La otra noche, Rodolfo llegó a la recámara sin escuchar las palabras cansadas que murmuraba Laura. Recogió el libro que ella había dejado caer al piso, pero ahora no tenía ganas de leerlo. Acarició la frente de Laura, sintió su cuerpo tibio y tuvo ganas de mandar a volar todos los planetas. Sólo que ahí estaba la teoría de Hoyle para molestarlo, para que se pusiera la pijama de franela pensando en las estrellas que viajan a la velocidad de la luz. Einstein estaba equivocado, no había duda. Jamás se podrían ver esas estrellas porque su luz se perdía en el camino hacia la Tierra. El telescopio más perfecto sólo duplicaría la capacidad de observación del Monte Palomar y las estrellas que viajan a la velocidad de la luz quedarían fuera del campo de observación. El universo volvía a ser la misma telaraña indescifrable, y el límite seguía siendo la inmensa cascada donde caen los barcos, el fin del mundo que descansa en el caparazón de una tortuga.

Apagó la luz y se puso a pensar en el cielo, en un cielo desnudo. Lo dividió en cuadritos y poco a poco lo fue poblando. Imaginó lagos, pájaros, billares, ríos subterráneos, canchas de tenis, capas de arena, de sal, volcanes y caramelos, libros y piedras lisas.

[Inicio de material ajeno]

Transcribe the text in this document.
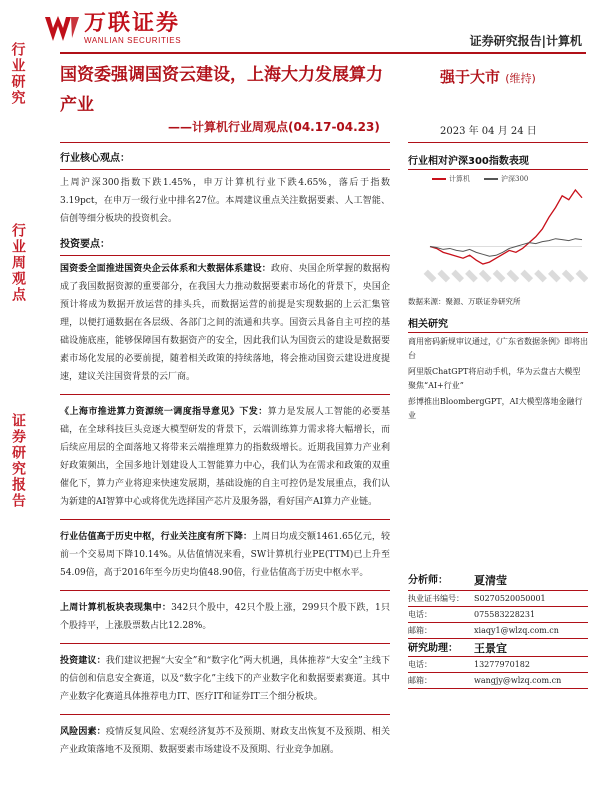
万联证券
WANLIAN SECURITIES	证券研究报告|计算机
行业研究
行业周观点
证券研究报告
国资委强调国资云建设，上海大力发展算力产业
——计算机行业周观点(04.17-04.23)
强于大市 (维持)
2023 年 04 月 24 日
行业核心观点：
上周沪深300指数下跌1.45%，申万计算机行业下跌4.65%，落后于指数3.19pct，在申万一级行业中排名27位。本周建议重点关注数据要素、人工智能、信创等细分板块的投资机会。
投资要点：
国资委全面推进国资央企云体系和大数据体系建设：政府、央国企所掌握的数据构成了我国数据资源的重要部分，在我国大力推动数据要素市场化的背景下，央国企预计将成为数据开放运营的排头兵，而数据运营的前提是实现数据的上云汇集管理，以便打通数据在各层级、各部门之间的流通和共享。国资云具备自主可控的基础设施底座，能够保障国有数据资产的安全，因此我们认为国资云的建设是数据要素市场化发展的必要前提，随着相关政策的持续落地，将会推动国资云建设进度提速，建议关注国资背景的云厂商。
《上海市推进算力资源统一调度指导意见》下发：算力是发展人工智能的必要基础，在全球科技巨头竞逐大模型研发的背景下，云端训练算力需求将大幅增长，而后续应用层的全面落地又将带来云端推理算力的指数级增长。近期我国算力产业利好政策频出，全国多地计划建设人工智能算力中心，我们认为在需求和政策的双重催化下，算力产业将迎来快速发展期，基础设施的自主可控仍是发展重点，我们认为新建的AI智算中心或将优先选择国产芯片及服务器，看好国产AI算力产业链。
行业估值高于历史中枢，行业关注度有所下降：上周日均成交额1461.65亿元，较前一个交易周下降10.14%。从估值情况来看，SW计算机行业PE(TTM)已上升至54.09倍，高于2016年至今历史均值48.90倍，行业估值高于历史中枢水平。
上周计算机板块表现集中：342只个股中，42只个股上涨，299只个股下跌，1只个股持平，上涨股票数占比12.28%。
投资建议：我们建议把握“大安全”和“数字化”两大机遇，具体推荐“大安全”主线下的信创和信息安全赛道，以及“数字化”主线下的产业数字化和数据要素赛道。其中产业数字化赛道具体推荐电力IT、医疗IT和证券IT三个细分板块。
风险因素：疫情反复风险、宏观经济复苏不及预期、财政支出恢复不及预期、相关产业政策落地不及预期、数据要素市场建设不及预期、行业竞争加剧。
行业相对沪深300指数表现
计算机	沪深300
数据来源：聚源、万联证券研究所
相关研究

商用密码新规审议通过，《广东省数据条例》即将出台

阿里版ChatGPT将启动手机，华为云盘古大模型聚焦“AI+行业”

彭博推出BloombergGPT，AI大模型落地金融行业

分析师：	夏清莹
执业证书编号：	S0270520050001
电话：	075583228231
邮箱：	xiaqy1@wlzq.com.cn
研究助理：	王景宜
电话：	13277970182
邮箱：	wangjy@wlzq.com.cn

Estaba por dormirse cuando se quiso quitar los calcetines. Le dio miedo. Por primera vez tuvo miedo de quitárselos. Se sintió desprotegido, desnudo, vulnerable. Los calcetines lo iban a defender durante la noche.

Se acostó de espaldas a Laura, como si tomara un tren en dirección opuesta. Casi dentro del sueño pensó en Supermán y la kriptonita, en los planetas que nunca iba a conocer. Regresó a la idea del cielo dividido en cuadritos. Imaginó cada elemento, sabiendo que en verdad trataba de evitar la descripción de su propio cuerpo, de Laura que respiraba despacio a su lado, junto a una panadería, en una recámara del sistema solar. Se tocó los calcetines, recordando o inventando haber leído eso de que la máquina del mundo es demasiado compleja para la simplicidad de los hombres. Pero él pensó que era más difícil entender lo que pasaba en la recámara, ordenar el cosmos de ceniceros y camisones y Laura que dormía boca abajo, demasiado lejos de donde él estaba, más allá de Saturno y sus nueve lunas.

Continuó con las manos sobre los pies. Sentía la humedad del sudor. Pensó que sería bueno platicar a sus amigos la historia de un astrónomo que tiene miedo de dormir sin calcetines. Y lo mejor es que no contaría el final, el día siguiente en que la mañana se deslizaría con el olor del pan recién horneado, y entonces iban a importar muy poco todas las galaxias. El mundo se iría recobrando en una taza de café con leche.

Se acercó a Laura, un poco más tranquilo. Después se quedó dormido, soñando que llevaba en sus calcetines la medida del universo.